L'ANALISI
20 Febbraio 2025 - 18:52
Marco Pezzoni (Tavola pace), Francesca Bignelli (Libera), Giovanni Impastato e Beppe Sorini (Anpi)
CREMONA - «Possiamo tranquillamente dire che oggi, nell’Italia del 2025, c’è più mafia in Lombardia che in Sicilia». Lungi dal fare una classifica dei territori più contaminati, il messaggio di Giovanni Impastato, fratello del militante e giornalista vittima di mafia Peppino, è chiaro: le cosche negli anni hanno cambiato volto, territori e metodi. E per continuare a parlarne, «per non voltarsi dall’altra parte e continuare a combattere questo cancro», Anpi provinciale, Libera contro le mafie e Tavola della pace hanno organizzato, tra martedì e oggi, 4 incontri sparsi per il territorio con Impastato, impegnato in una lunga e ostinata battaglia nel solco dell’impegno che fu di suo fratello.
«Non è più come ai tempi di Peppino: oggi la mafia ha più il suo fondamento nel controllo muscolare del territori, nello scontro violento con lo Stato». Certo, non sono venuti meno i traffici classici dei clan, primo fra tutti quello di droga, ma a questi se ne sono affiancati altri, ancor più redditizi: «Hanno seguito i grandi flussi di denaro.
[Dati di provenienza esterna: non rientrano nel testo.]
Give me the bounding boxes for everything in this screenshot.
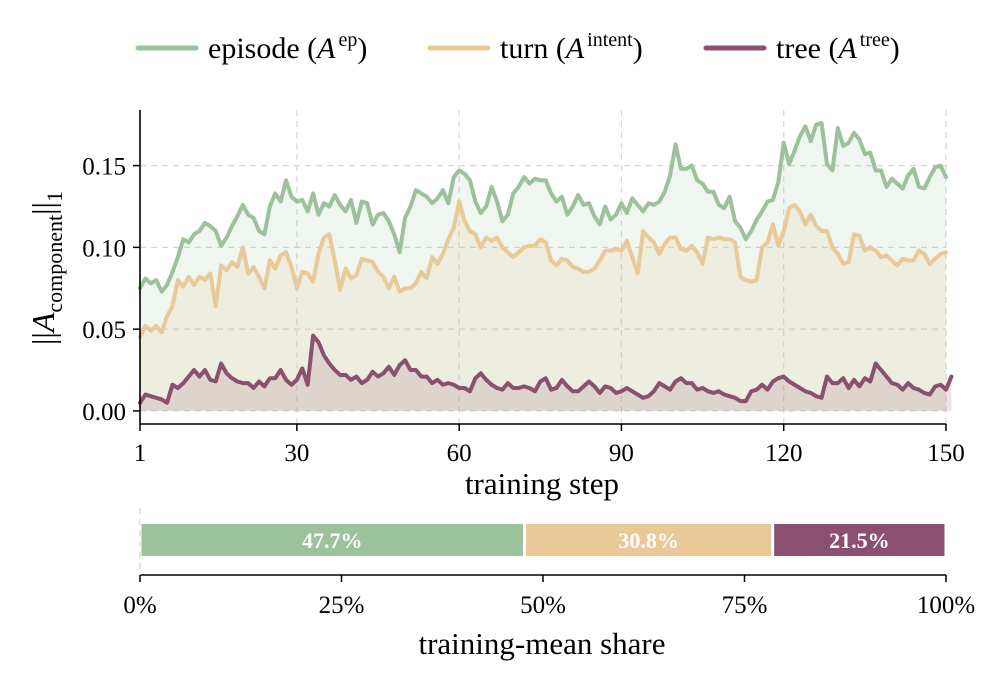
legend-turn-paren-close: ) [633, 32, 643, 65]
share-x-tick-label-2: 50% [520, 592, 566, 619]
share-x-tick-label-0: 0% [123, 592, 156, 619]
y-ticks: 0.00 0.05 0.10 0.15 [82, 154, 140, 426]
x-axis-label: training step [465, 466, 619, 501]
legend-turn-name: turn [500, 32, 548, 65]
y-tick-label-2: 0.10 [82, 235, 126, 262]
share-segment-turn [525, 524, 772, 556]
legend-episode-symbol: A [315, 32, 336, 65]
line-chart: 1 30 60 90 120 150 0.00 0.05 0.10 0.15 training … [25, 110, 965, 501]
y-tick-label-3: 0.15 [82, 154, 126, 181]
share-x-tick-label-3: 75% [722, 592, 768, 619]
share-x-ticks: 0% 25% 50% 75% 100% [123, 575, 975, 619]
y-tick-label-1: 0.05 [82, 317, 126, 344]
y-axis-label: ||Acomponent||1 [25, 191, 67, 345]
x-tick-label-5: 150 [927, 440, 965, 467]
share-x-tick-label-4: 100% [917, 592, 975, 619]
legend-turn-symbol: A [564, 32, 585, 65]
x-tick-label-1: 30 [284, 440, 309, 467]
share-label-tree: 21.5% [829, 528, 890, 553]
y-axis-label-subscript: component [42, 215, 67, 313]
y-axis-label-norm-subscript: 1 [42, 191, 67, 202]
legend-tree-paren-open: ( [821, 32, 839, 65]
legend-turn-label: turn (A intent) [500, 29, 643, 65]
x-tick-label-0: 1 [134, 440, 147, 467]
axes [139, 110, 946, 425]
legend: episode (A ep) turn (A intent) tree (A tree… [135, 29, 900, 65]
area-episode [140, 123, 946, 411]
legend-episode-paren-open: ( [300, 32, 318, 65]
series-areas [140, 123, 952, 411]
x-tick-label-3: 90 [609, 440, 634, 467]
share-bar-chart: 47.7% 30.8% 21.5% 0% 25% 50% 75% 100% training… [123, 508, 975, 661]
share-segments [141, 524, 945, 556]
legend-tree-label: tree (A tree) [776, 29, 900, 65]
series-line-tree [138, 333, 954, 405]
x-tick-label-4: 120 [765, 440, 803, 467]
legend-tree-name: tree [776, 32, 821, 65]
share-x-tick-label-1: 25% [319, 592, 365, 619]
series-line-turn [138, 199, 948, 340]
area-turn [140, 201, 946, 411]
series-lines [138, 121, 954, 405]
x-tick-label-2: 60 [447, 440, 472, 467]
legend-tree-symbol: A [836, 32, 857, 65]
share-x-axis-label: training-mean share [418, 626, 665, 661]
legend-episode-label: episode (A ep) [208, 29, 367, 65]
legend-episode-name: episode [208, 32, 300, 65]
share-label-episode: 47.7% [302, 528, 363, 553]
x-ticks: 1 30 60 90 120 150 [134, 424, 965, 467]
y-axis-label-norm-close: || [25, 202, 61, 215]
legend-tree-paren-close: ) [890, 32, 900, 65]
legend-tree-superscript: tree [860, 29, 890, 51]
legend-episode-paren-close: ) [357, 32, 367, 65]
share-segment-tree [774, 524, 945, 556]
share-segment-labels: 47.7% 30.8% 21.5% [302, 528, 890, 553]
y-axis-label-norm-open: || [25, 332, 61, 345]
y-tick-label-0: 0.00 [82, 399, 126, 426]
area-tree [140, 335, 952, 411]
legend-turn-paren-open: ( [548, 32, 566, 65]
legend-turn-superscript: intent [587, 29, 633, 51]
legend-episode-superscript: ep [338, 29, 357, 51]
share-segment-episode [141, 524, 523, 556]
series-line-episode [138, 121, 948, 294]
share-label-turn: 30.8% [618, 528, 679, 553]
y-axis-label-symbol: A [25, 312, 61, 334]
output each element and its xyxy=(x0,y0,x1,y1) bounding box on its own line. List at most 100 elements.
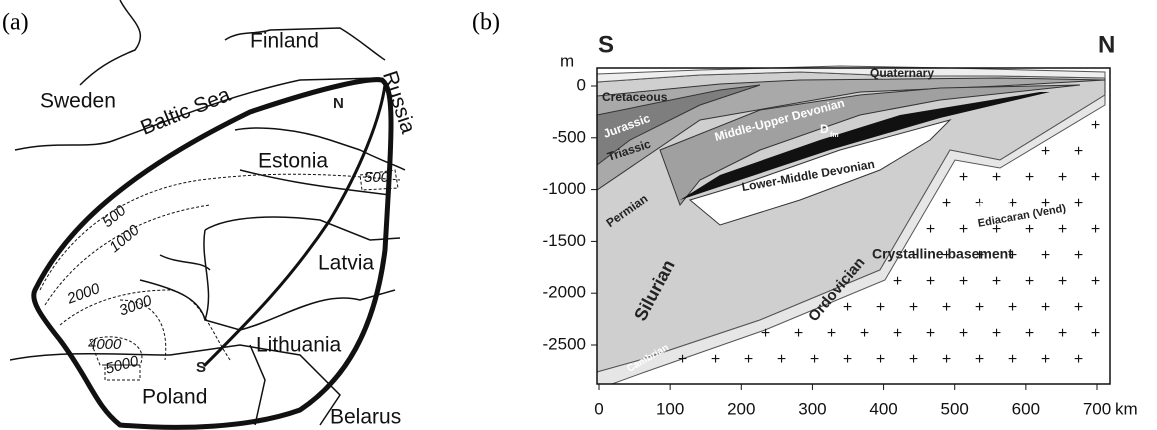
panel-label: (b) xyxy=(472,10,500,36)
basement-cross: + xyxy=(1074,351,1083,368)
basement-cross: + xyxy=(843,299,852,316)
basement-cross: + xyxy=(1008,195,1017,212)
contour-label: 4000 xyxy=(88,336,122,353)
contour-label: 5000 xyxy=(104,352,141,377)
axis-unit: km xyxy=(1115,399,1138,418)
y-tick-label: -2500 xyxy=(543,334,586,353)
basement-cross: + xyxy=(975,299,984,316)
x-tick-label: 300 xyxy=(798,399,826,418)
panel-label: (a) xyxy=(2,10,29,36)
basement-cross: + xyxy=(959,169,968,186)
basement-cross: + xyxy=(942,247,951,264)
basement-cross: + xyxy=(975,195,984,212)
basement-cross: + xyxy=(1091,273,1100,290)
basement-cross: + xyxy=(678,351,687,368)
basement-cross: + xyxy=(1008,351,1017,368)
section-end: S xyxy=(598,31,614,58)
basement-cross: + xyxy=(876,299,885,316)
basement-cross: + xyxy=(711,351,720,368)
basement-cross: + xyxy=(1091,325,1100,342)
basement-cross: + xyxy=(1025,273,1034,290)
place-label: Poland xyxy=(142,386,207,409)
basement-cross: + xyxy=(1025,221,1034,238)
x-tick-label: 100 xyxy=(656,399,684,418)
basement-cross: + xyxy=(1025,325,1034,342)
basement-cross: + xyxy=(843,351,852,368)
basement-cross: + xyxy=(810,351,819,368)
basement-cross: + xyxy=(1041,195,1050,212)
x-tick-label: 500 xyxy=(941,399,969,418)
cross-section: + + + + + + + + + + + + + + + + + + + + + + + + + + + + + + + + + + + + + + + +… xyxy=(596,65,1110,385)
basement-cross: + xyxy=(1008,299,1017,316)
basement-cross: + xyxy=(926,325,935,342)
basement-cross: + xyxy=(1041,143,1050,160)
basement-cross: + xyxy=(959,273,968,290)
section-end: N xyxy=(1098,31,1115,58)
y-tick-label: -500 xyxy=(552,127,586,146)
basement-cross: + xyxy=(761,325,770,342)
basement-cross: + xyxy=(1091,169,1100,186)
unit-label: Cretaceous xyxy=(602,90,668,104)
place-label: Russia xyxy=(378,68,420,136)
x-tick-label: 400 xyxy=(869,399,897,418)
unit-label: D xyxy=(820,122,829,136)
contour-label: 500 xyxy=(364,169,390,186)
basement-cross: + xyxy=(1074,195,1083,212)
section-end: S xyxy=(196,359,206,376)
basement-cross: + xyxy=(992,325,1001,342)
basement-cross: + xyxy=(975,351,984,368)
place-label: Latvia xyxy=(318,252,374,275)
basement-cross: + xyxy=(1058,325,1067,342)
basement-cross: + xyxy=(1091,221,1100,238)
basement-cross: + xyxy=(777,351,786,368)
basement-cross: + xyxy=(1058,221,1067,238)
x-tick-label: 700 xyxy=(1083,399,1111,418)
map-panel xyxy=(9,0,406,430)
basement-cross: + xyxy=(926,221,935,238)
basement-cross: + xyxy=(893,325,902,342)
basement-cross: + xyxy=(992,221,1001,238)
unit-label: fm xyxy=(830,132,839,139)
y-tick-label: 0 xyxy=(577,75,586,94)
basement-cross: + xyxy=(1025,169,1034,186)
section-frame xyxy=(596,67,1111,385)
basement-cross: + xyxy=(1008,247,1017,264)
basement-cross: + xyxy=(909,247,918,264)
basement-cross: + xyxy=(942,299,951,316)
basement-cross: + xyxy=(1091,117,1100,134)
basement-cross: + xyxy=(1074,247,1083,264)
x-tick-label: 200 xyxy=(727,399,755,418)
place-label: Finland xyxy=(250,30,319,53)
basement-cross: + xyxy=(1041,299,1050,316)
place-label: Sweden xyxy=(40,90,116,113)
basement-cross: + xyxy=(942,351,951,368)
place-label: Belarus xyxy=(330,406,401,429)
basement-cross: + xyxy=(876,351,885,368)
basement-cross: + xyxy=(1041,247,1050,264)
place-label: Lithuania xyxy=(256,334,342,357)
y-tick-label: -1500 xyxy=(543,231,586,250)
basement-cross: + xyxy=(1058,273,1067,290)
section-end: N xyxy=(333,95,344,112)
basement-cross: + xyxy=(992,169,1001,186)
basement-cross: + xyxy=(860,325,869,342)
basement-cross: + xyxy=(959,221,968,238)
place-label: Baltic Sea xyxy=(137,83,234,140)
contour-label: 3000 xyxy=(117,292,155,320)
basement-cross: + xyxy=(959,325,968,342)
basement-cross: + xyxy=(909,351,918,368)
basement-cross: + xyxy=(744,351,753,368)
unit-label: Crystalline basement xyxy=(872,246,1013,262)
basement-cross: + xyxy=(794,325,803,342)
basement-cross: + xyxy=(1074,299,1083,316)
basement-cross: + xyxy=(1074,143,1083,160)
basement-cross: + xyxy=(926,273,935,290)
basement-cross: + xyxy=(827,325,836,342)
basement-cross: + xyxy=(909,299,918,316)
axis-unit: m xyxy=(560,51,574,70)
basement-cross: + xyxy=(1041,351,1050,368)
basement-cross: + xyxy=(1058,169,1067,186)
place-label: Estonia xyxy=(258,150,328,173)
y-tick-label: -2000 xyxy=(543,283,586,302)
Oggi abbiamo a che fare con una borghesia mafiosa che, tramite un esercito di prestanome dal colletto bianco, intercettano e si appropriano di milioni e milioni di euro. Si inseriscono in appalti e nelle gare per la realizzazione di grandi opere presentandosi come professionali e tanti amministratori, anche in buona fede, finiscono per favorirli».
Rispetto al territorio cremonese, Impastato, che in mattinata ha incontrato il sindaco Andrea Virgilio, ha potuto constatare: «Un impegno importante del Comune per contrastare il fenomeno. In particolare il sindaco mi ha parlato dell’impegno della Guardia di Finanza, che monitora tutta la questione degli appalti». Certo, i recenti dati della Prefettura, che parlano di oltre 400 imprese della Provincia ‘potenzialmente prossime alla criminalità organizzata’ non possono far abbassare la guardia. E soprattutto non possono far venire meno l’impegno, prioritario per Impastato, alla prevenzione.
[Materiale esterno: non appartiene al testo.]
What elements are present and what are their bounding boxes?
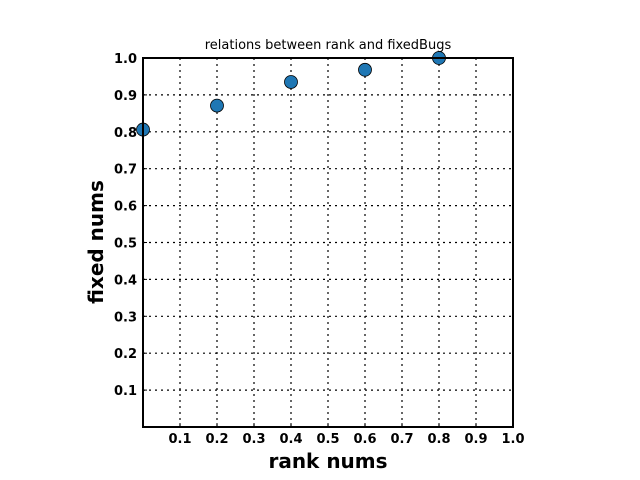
y-tick-label: 0.6: [114, 200, 137, 215]
x-tick-label: 0.9: [464, 432, 487, 447]
data-point: [284, 75, 298, 89]
x-tick-label: 1.0: [501, 432, 524, 447]
x-tick-label: 0.1: [168, 432, 191, 447]
y-tick-label: 0.3: [114, 310, 137, 325]
x-tick-label: 0.7: [390, 432, 413, 447]
data-point: [210, 98, 224, 113]
x-axis-ticks: 0.1 0.2 0.3 0.4 0.5 0.6 0.7 0.8 0.9 1.0: [168, 423, 525, 447]
x-tick-label: 0.2: [205, 432, 228, 447]
y-tick-label: 0.9: [114, 89, 137, 104]
y-tick-label: 0.1: [114, 384, 137, 399]
x-axis-label: rank nums: [268, 449, 387, 473]
y-tick-label: 0.7: [114, 163, 137, 178]
grid-lines: [143, 58, 513, 427]
x-tick-label: 0.6: [353, 432, 376, 447]
y-tick-label: 0.2: [114, 347, 137, 362]
y-tick-label: 1.0: [114, 52, 137, 67]
x-tick-label: 0.4: [279, 432, 302, 447]
y-axis-label: fixed nums: [84, 180, 108, 304]
x-tick-label: 0.5: [316, 432, 339, 447]
data-point: [358, 62, 372, 77]
y-tick-label: 0.4: [114, 273, 137, 288]
y-axis-ticks: 0.1 0.2 0.3 0.4 0.5 0.6 0.7 0.8 0.9 1.0: [114, 52, 147, 399]
y-tick-label: 0.5: [114, 237, 137, 252]
y-tick-label: 0.8: [114, 126, 137, 141]
x-tick-label: 0.8: [427, 432, 450, 447]
chart-title: relations between rank and fixedBugs: [205, 38, 452, 53]
plot-frame: [142, 57, 514, 428]
x-tick-label: 0.3: [242, 432, 265, 447]
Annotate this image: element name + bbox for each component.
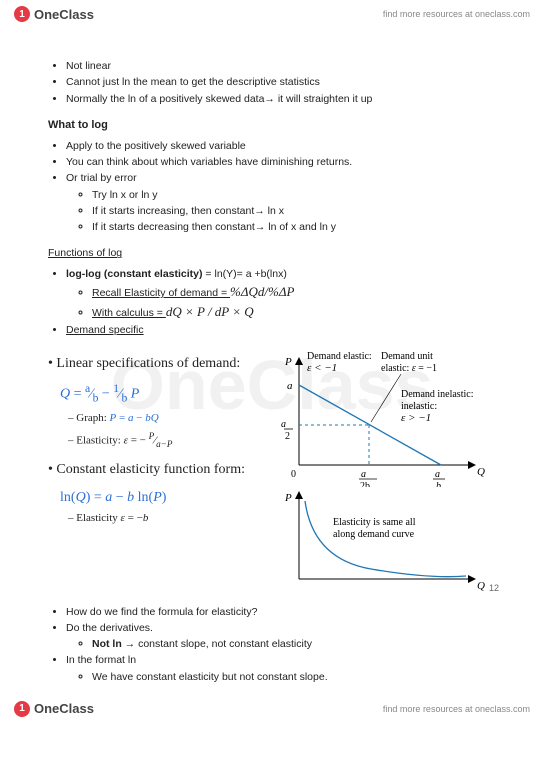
list-item: Try ln x or ln y (92, 187, 496, 203)
closing-list: How do we find the formula for elasticit… (48, 604, 496, 685)
header-link: find more resources at oneclass.com (383, 9, 530, 19)
svg-text:2: 2 (285, 431, 290, 442)
svg-text:b: b (436, 481, 441, 487)
what-to-log-heading: What to log (48, 117, 496, 134)
functions-of-log-heading: Functions of log (48, 245, 496, 261)
linear-spec-title: • Linear specifications of demand: (48, 353, 263, 375)
svg-text:ε > −1: ε > −1 (401, 412, 431, 424)
brand-footer: 1 OneClass (14, 701, 94, 717)
list-item: Not linear (66, 58, 496, 74)
list-item: In the format ln We have constant elasti… (66, 652, 496, 685)
svg-text:Q: Q (477, 580, 485, 592)
svg-text:a: a (281, 419, 286, 430)
page-number: 12 (489, 582, 499, 596)
linear-demand-chart: P Q a a 2 0 a 2b a b Demand elastic: ε <… (271, 347, 491, 487)
demand-left-panel: • Linear specifications of demand: Q = a… (48, 347, 263, 594)
list-item: If it starts increasing, then constant→ … (92, 203, 496, 219)
svg-text:ε < −1: ε < −1 (307, 362, 337, 374)
functions-sublist: Recall Elasticity of demand = %ΔQd/%ΔP W… (66, 282, 496, 322)
list-item: Or trial by error Try ln x or ln y If it… (66, 170, 496, 235)
svg-text:Q: Q (477, 466, 485, 478)
constant-elasticity-chart: P Q Elasticity is same all along demand … (271, 489, 491, 594)
svg-text:along demand curve: along demand curve (333, 529, 415, 540)
brand-logo-icon: 1 (14, 701, 30, 717)
list-item: Demand specific (66, 322, 496, 338)
brand-name-footer: OneClass (34, 701, 94, 716)
list-item: Do the derivatives. Not ln → constant sl… (66, 620, 496, 653)
list-item: log-log (constant elasticity) = ln(Y)= a… (66, 266, 496, 323)
brand-logo-icon: 1 (14, 6, 30, 22)
list-item: Cannot just ln the mean to get the descr… (66, 74, 496, 90)
list-item: Recall Elasticity of demand = %ΔQd/%ΔP (92, 282, 496, 302)
list-item: With calculus = dQ × P / dP × Q (92, 302, 496, 322)
list-item: Apply to the positively skewed variable (66, 138, 496, 154)
page-footer: 1 OneClass find more resources at onecla… (0, 695, 544, 723)
svg-text:a: a (435, 469, 440, 480)
linear-elasticity-note: – Elasticity: ε = − P⁄a−P (68, 429, 263, 451)
linear-equation: Q = a⁄b − 1⁄b P (60, 380, 263, 408)
svg-text:2b: 2b (360, 481, 370, 487)
svg-text:P: P (284, 356, 292, 368)
list-item: We have constant elasticity but not cons… (92, 669, 496, 685)
what-to-log-list: Apply to the positively skewed variable … (48, 138, 496, 236)
svg-text:elastic: ε = −1: elastic: ε = −1 (381, 363, 437, 374)
charts-column: P Q a a 2 0 a 2b a b Demand elastic: ε <… (271, 347, 496, 594)
svg-text:Demand unit: Demand unit (381, 351, 433, 362)
trial-sublist: Try ln x or ln y If it starts increasing… (66, 187, 496, 236)
list-item: How do we find the formula for elasticit… (66, 604, 496, 620)
list-item: Normally the ln of a positively skewed d… (66, 91, 496, 107)
intro-list: Not linear Cannot just ln the mean to ge… (48, 58, 496, 107)
brand: 1 OneClass (14, 6, 94, 22)
const-equation: ln(Q) = a − b ln(P) (60, 487, 263, 509)
chart-svg: P Q a a 2 0 a 2b a b Demand elastic: ε <… (271, 347, 491, 487)
svg-text:a: a (287, 380, 293, 392)
svg-text:inelastic:: inelastic: (401, 401, 437, 412)
svg-text:Elasticity is same all: Elasticity is same all (333, 517, 416, 528)
svg-text:Demand elastic:: Demand elastic: (307, 351, 372, 362)
functions-list: log-log (constant elasticity) = ln(Y)= a… (48, 266, 496, 339)
page-header: 1 OneClass find more resources at onecla… (0, 0, 544, 28)
demand-block: • Linear specifications of demand: Q = a… (48, 347, 496, 594)
list-item: Not ln → constant slope, not constant el… (92, 636, 496, 652)
svg-text:a: a (361, 469, 366, 480)
list-item: If it starts decreasing then constant→ l… (92, 219, 496, 235)
chart-svg-2: P Q Elasticity is same all along demand … (271, 489, 491, 594)
const-elasticity-title: • Constant elasticity function form: (48, 459, 263, 481)
footer-link: find more resources at oneclass.com (383, 704, 530, 714)
svg-text:0: 0 (291, 469, 296, 480)
svg-text:Demand inelastic:: Demand inelastic: (401, 389, 473, 400)
svg-text:P: P (284, 492, 292, 504)
linear-graph-note: – Graph: P = a − bQ (68, 410, 263, 427)
document-content: Not linear Cannot just ln the mean to ge… (0, 28, 544, 695)
list-item: You can think about which variables have… (66, 154, 496, 170)
const-elasticity-note: – Elasticity ε = −b (68, 510, 263, 527)
brand-name: OneClass (34, 7, 94, 22)
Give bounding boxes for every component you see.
«Ma troppo spesso manca la volontà politica di farlo. A partire dal fatto che ormai si racconta la mafia come un dato di fatto. E invece possiamo sconfiggerla, noi con la Casa della memoria e con tutti gli altri progetti nei beni confiscati alle cosche, la sconfiggiamo ogni giorno facendo memoria là dove si progettava corruzione, crimini e morte». Ma «bisogna cambiare il modo di raccontare la mafia ai ragazzi. Dobbiamo smetterla di considerare la mafia come ‘un altro stato’: la mafia è oggi dentro il nostro stato, collusa e garantita da decenni. Per questo la legalità, per noi, non può essere solo il rigido rispetto delle regole ma piuttosto il rispetto della dignità umana, troppo spesso offesa proprio da leggi in contrasto con i nostri principi costituzionali».